GSA Connects 2023 Meeting in Pittsburgh, Pennsylvania

Paper No. 132-10
Presentation Time: 4:15 PM

LUNAR BOULDER FIELDS AS INDICATORS OF RECENT TECTONIC ACTIVITY


NYPAVER, Cole1, THOMSON, Bradley J.2, WATTERS, Thomas R.1, ELDER, Catherine3, CAHILL, Joshua T.S.4, CLARK, Jaclyn D.5, PÉREZ-CORTÉS, Santa Lucía6 and BRAMSON, Ali7, (1)Center for Earth and Planetary Studies, National Air and Space Museum, Smithsonian Institution, Washington, DC 20560, (2)Earth and Planetary Sciences, University of Tennessee, Knoxville, 602 Strong Hall, 1621 Cumberland Ave, Knoxville, TN 37996, (3)Jet Propulsion Laboratory, California Institute of Technology, M/S 183-301, 4800 Oak Grove Drive, Pasadena, CA 91109, (4)JHU Applied Physics Laboratory, 11100 Johns Hopkins Rd., Laurel, MD 20902, (5)School of Earth and Space Exploration, Arizona State University, Tempe, AZ 85287, (6)Department of Earth, Atmospheric, and Planetary Sciences, Purdue University, 550 Stadium Mall Drive, West Lafayette, IN 47907-2051, (7)Department of Earth, Atmospheric, and Planetary Sciences, Purdue University, 550 Stadium Mall Drive, West Lafayette, IN 47907

Recent structural deformation of the lunar crust is evident from the presence of small, morphologically crisp lobate scarps in the lunar highlands and wrinkle ridges in the lunar maria.
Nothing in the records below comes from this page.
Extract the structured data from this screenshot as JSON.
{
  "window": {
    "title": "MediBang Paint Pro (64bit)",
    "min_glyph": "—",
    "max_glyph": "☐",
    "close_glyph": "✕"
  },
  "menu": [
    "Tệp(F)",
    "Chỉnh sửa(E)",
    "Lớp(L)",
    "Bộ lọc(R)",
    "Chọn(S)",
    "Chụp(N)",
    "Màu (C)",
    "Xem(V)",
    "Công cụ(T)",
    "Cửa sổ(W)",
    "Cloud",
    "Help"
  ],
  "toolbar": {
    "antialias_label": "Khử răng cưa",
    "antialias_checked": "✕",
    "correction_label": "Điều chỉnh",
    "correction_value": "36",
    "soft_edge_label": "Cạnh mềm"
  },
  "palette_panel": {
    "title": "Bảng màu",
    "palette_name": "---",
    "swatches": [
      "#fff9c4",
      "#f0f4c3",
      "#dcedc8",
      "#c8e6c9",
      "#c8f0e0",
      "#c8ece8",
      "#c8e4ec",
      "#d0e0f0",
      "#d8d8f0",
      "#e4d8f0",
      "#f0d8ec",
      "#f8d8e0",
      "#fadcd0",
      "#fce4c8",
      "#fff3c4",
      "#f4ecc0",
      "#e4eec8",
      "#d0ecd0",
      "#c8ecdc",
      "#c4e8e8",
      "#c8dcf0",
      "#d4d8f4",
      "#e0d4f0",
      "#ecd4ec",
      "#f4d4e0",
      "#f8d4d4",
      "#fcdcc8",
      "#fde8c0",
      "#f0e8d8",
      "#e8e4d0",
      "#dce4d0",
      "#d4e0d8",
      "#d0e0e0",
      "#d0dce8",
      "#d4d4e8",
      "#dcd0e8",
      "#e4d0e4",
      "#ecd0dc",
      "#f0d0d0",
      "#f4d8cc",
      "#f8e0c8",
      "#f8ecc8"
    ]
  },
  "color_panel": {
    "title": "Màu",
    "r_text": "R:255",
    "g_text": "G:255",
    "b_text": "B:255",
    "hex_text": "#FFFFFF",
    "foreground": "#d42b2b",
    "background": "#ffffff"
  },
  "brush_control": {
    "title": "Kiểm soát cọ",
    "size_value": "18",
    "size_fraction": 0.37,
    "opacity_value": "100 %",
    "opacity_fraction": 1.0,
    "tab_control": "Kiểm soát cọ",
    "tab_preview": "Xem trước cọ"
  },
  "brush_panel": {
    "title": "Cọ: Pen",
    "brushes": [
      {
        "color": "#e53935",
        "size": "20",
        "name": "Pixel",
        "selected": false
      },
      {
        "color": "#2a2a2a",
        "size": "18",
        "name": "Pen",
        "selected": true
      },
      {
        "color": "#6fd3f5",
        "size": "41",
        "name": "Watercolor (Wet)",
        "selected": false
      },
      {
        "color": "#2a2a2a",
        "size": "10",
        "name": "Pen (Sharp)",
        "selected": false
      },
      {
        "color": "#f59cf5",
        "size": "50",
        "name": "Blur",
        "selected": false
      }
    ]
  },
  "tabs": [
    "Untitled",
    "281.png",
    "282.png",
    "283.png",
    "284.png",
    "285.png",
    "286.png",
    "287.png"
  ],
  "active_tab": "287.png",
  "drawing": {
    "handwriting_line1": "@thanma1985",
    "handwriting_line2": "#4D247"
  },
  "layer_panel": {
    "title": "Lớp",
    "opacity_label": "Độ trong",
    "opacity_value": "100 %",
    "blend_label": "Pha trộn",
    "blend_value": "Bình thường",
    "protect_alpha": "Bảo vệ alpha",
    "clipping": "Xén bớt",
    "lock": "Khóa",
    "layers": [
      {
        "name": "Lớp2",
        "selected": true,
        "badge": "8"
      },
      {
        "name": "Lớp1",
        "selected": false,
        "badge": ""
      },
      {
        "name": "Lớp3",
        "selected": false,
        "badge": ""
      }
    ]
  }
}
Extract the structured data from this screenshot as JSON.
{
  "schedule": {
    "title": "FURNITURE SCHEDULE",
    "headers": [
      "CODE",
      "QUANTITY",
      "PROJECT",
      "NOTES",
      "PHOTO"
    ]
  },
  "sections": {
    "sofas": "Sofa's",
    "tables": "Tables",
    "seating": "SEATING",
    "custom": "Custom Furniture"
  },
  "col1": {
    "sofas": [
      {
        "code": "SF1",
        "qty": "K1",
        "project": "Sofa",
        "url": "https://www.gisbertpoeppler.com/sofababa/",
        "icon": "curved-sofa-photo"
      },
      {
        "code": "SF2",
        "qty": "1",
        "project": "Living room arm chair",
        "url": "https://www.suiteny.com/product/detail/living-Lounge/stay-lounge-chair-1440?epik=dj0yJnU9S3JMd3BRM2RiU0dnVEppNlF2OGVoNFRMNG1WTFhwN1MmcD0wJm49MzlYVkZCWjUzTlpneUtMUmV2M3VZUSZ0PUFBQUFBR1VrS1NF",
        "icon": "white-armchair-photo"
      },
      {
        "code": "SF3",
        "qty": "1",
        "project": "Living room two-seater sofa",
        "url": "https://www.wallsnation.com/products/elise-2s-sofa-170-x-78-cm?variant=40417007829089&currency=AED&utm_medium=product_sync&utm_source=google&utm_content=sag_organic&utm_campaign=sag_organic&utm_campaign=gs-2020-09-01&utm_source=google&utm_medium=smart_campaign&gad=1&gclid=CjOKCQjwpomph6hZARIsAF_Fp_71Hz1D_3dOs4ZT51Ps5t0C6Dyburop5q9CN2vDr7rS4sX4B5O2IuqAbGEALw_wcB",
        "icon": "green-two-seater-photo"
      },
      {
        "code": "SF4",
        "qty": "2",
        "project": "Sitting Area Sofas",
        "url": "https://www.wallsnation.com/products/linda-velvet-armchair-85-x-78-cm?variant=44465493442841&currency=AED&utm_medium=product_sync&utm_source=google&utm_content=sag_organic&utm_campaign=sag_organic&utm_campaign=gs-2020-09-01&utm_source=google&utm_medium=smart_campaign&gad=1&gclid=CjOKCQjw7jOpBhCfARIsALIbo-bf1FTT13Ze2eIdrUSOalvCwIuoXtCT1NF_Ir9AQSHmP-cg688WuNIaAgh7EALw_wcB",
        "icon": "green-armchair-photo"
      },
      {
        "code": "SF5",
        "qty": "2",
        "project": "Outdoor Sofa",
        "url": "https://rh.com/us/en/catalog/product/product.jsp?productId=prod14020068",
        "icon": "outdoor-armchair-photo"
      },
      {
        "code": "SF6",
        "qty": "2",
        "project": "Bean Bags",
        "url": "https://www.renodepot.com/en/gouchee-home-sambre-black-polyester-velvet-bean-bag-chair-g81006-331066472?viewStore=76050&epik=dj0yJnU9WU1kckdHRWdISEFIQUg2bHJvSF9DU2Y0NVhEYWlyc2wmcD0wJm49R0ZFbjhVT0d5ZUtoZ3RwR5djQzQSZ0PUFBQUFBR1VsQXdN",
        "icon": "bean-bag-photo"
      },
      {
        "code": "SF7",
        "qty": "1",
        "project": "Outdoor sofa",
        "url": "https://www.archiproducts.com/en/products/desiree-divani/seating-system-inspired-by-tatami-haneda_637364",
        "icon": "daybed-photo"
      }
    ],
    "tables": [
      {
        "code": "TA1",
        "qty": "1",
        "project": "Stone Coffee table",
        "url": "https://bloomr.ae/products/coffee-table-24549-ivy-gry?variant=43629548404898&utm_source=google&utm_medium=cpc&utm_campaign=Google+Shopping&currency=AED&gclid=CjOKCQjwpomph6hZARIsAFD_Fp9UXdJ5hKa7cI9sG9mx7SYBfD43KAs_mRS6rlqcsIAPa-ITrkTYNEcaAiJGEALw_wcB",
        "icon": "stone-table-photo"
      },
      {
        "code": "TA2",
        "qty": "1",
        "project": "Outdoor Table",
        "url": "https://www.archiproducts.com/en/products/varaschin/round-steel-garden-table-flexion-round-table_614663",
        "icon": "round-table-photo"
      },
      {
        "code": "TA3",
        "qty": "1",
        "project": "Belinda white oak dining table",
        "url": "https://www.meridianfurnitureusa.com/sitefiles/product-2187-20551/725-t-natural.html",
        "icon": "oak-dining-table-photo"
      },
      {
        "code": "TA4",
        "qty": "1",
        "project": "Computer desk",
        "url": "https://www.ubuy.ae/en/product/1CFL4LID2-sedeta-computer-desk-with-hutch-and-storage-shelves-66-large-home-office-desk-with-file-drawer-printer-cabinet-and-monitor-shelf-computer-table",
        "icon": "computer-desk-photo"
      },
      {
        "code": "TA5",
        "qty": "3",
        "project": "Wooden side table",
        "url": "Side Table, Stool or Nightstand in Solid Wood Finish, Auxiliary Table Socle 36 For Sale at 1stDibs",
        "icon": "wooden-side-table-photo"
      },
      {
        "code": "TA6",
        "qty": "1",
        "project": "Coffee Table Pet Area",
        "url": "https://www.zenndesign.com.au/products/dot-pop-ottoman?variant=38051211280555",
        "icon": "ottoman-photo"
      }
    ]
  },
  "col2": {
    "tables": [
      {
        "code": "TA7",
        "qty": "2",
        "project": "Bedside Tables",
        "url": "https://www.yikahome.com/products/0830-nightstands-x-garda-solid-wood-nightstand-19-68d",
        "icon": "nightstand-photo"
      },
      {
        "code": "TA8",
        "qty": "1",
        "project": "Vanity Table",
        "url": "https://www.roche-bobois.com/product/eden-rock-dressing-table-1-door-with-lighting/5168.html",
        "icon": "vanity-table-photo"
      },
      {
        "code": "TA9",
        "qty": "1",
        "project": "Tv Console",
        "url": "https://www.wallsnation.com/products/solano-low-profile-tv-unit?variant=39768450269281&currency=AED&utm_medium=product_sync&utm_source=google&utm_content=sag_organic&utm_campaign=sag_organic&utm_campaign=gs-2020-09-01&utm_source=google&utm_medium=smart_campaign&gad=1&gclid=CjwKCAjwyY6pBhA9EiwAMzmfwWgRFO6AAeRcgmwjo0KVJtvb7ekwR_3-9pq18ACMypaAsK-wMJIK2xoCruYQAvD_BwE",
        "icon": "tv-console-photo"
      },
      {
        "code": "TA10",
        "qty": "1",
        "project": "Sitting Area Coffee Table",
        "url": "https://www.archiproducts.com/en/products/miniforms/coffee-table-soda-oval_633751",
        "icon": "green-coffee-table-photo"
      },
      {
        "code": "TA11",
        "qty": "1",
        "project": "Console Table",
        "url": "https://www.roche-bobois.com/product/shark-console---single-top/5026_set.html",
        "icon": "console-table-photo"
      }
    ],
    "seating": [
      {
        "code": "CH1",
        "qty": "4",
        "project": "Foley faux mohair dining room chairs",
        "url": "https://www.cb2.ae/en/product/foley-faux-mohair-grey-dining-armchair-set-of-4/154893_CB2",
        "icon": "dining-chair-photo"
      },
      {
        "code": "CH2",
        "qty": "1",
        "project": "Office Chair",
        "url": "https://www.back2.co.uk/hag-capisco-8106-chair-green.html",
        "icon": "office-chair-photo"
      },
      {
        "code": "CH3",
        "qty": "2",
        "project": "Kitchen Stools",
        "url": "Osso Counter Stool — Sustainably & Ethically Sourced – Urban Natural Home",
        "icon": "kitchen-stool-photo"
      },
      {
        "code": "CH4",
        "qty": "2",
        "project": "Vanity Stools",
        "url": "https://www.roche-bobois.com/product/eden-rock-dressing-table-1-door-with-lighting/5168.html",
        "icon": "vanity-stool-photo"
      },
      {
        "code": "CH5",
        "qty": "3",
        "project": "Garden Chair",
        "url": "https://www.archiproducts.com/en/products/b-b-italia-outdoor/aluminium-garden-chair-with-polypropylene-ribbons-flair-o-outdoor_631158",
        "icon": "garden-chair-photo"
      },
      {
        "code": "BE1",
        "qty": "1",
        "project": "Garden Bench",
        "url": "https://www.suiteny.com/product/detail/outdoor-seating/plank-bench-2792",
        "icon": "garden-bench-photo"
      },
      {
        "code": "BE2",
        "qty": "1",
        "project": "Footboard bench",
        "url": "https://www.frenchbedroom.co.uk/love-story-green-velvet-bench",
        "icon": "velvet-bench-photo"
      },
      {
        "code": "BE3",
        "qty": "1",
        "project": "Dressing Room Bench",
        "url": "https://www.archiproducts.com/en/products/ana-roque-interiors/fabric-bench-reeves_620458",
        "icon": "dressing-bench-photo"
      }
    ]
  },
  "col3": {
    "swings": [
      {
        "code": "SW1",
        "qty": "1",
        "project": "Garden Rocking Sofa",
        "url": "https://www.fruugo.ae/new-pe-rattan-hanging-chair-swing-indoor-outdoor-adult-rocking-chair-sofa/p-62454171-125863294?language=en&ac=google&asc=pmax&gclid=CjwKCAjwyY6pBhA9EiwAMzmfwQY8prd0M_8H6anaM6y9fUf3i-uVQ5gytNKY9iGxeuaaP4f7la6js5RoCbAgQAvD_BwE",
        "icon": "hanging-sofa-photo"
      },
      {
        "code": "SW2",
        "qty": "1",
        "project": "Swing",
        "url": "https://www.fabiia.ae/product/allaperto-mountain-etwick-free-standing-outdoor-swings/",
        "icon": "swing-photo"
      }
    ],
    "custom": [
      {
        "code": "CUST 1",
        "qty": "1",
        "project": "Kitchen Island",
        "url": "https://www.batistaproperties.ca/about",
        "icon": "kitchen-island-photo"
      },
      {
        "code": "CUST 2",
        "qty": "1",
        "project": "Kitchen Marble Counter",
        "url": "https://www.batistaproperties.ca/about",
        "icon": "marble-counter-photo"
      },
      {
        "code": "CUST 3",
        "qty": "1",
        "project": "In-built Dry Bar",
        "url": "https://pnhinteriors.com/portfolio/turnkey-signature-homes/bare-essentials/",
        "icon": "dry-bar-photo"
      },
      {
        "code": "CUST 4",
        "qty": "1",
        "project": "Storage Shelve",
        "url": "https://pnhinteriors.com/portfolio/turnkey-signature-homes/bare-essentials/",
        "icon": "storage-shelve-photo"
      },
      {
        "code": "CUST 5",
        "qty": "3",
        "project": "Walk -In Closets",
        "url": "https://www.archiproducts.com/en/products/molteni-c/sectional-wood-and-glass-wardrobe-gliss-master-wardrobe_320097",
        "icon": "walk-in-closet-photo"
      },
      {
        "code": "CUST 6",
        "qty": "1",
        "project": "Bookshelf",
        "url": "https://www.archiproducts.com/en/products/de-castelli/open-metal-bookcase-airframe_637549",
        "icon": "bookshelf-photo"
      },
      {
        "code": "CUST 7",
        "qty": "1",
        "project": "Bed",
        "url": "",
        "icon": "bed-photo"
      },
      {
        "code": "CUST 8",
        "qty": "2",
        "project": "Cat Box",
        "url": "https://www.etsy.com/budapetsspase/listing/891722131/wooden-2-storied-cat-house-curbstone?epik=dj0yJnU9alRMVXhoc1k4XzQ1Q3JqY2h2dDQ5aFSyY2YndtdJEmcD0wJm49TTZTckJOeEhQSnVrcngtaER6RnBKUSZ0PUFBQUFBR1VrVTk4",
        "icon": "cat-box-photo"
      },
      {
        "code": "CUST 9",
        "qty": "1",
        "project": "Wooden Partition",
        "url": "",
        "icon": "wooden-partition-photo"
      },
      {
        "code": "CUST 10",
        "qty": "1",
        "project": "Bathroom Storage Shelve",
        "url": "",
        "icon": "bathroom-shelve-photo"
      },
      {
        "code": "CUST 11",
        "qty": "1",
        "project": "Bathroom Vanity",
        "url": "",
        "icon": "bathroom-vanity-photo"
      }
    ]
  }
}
Past investigations have cited the presence of meter-scale boulders on the slopes of lunar wrinkle ridges as evidence for recent fault slip associated with those ridges given the short (<300 Ma) lifetime of rocks at the lunar surface (French et al., 2019; Valantinas and Schultz, 2020). However, some recently active wrinkle ridges — inferred from cross-cut craters — are observed to lack the presence of meter-scale boulder fields all together (Nypaver and Thomson, 2022). Hence, the relationship between recent tectonic activity and meter-scale boulder fields on the Moon remains unclear. In the work presented here, we test the hypothesis that lunar boulder fields indicate recent tectonic activity by characterizing the surface rock populations associated with 1,122 recently active lunar wrinkle ridges using Rock Abundance (RA) and Circular Polarization Ratio (CPR) data from the Lunar Reconnaissance Orbiter Diviner and Mini-RF instruments, respectively. We find that 54.2% of recently active wrinkle ridges measured here exhibit RA medians greater than 0.005 and 22.2% of ridges exhibit CPR medians greater than 0.5. Those wrinkle ridges with elevated RA and CPR values are predominantly located in Mare Humorum, Frigoris, Serenitatis, and Procellarum. Furthermore, weak correlations exist between wrinkle ridge RA, mean ridge slope, and background surface age — indicating that more steeply sloping wrinkle ridges on younger terrains are more likely to exhibit enhanced boulder populations. When present on slopes of wrinkle ridges, meter-scale boulder fields may signify the occurrence of recent slip along the associated fault structure given the relatively short lifetimes of meter-scale boulders at the lunar surface. However, our results suggest that recent tectonic activity does not always lead to the presence of boulder fields. Hence, defining tectonic features as recently active based on the presence of boulder fields alone may lead to a spatially incomplete assessment of recent lunar crustal deformation.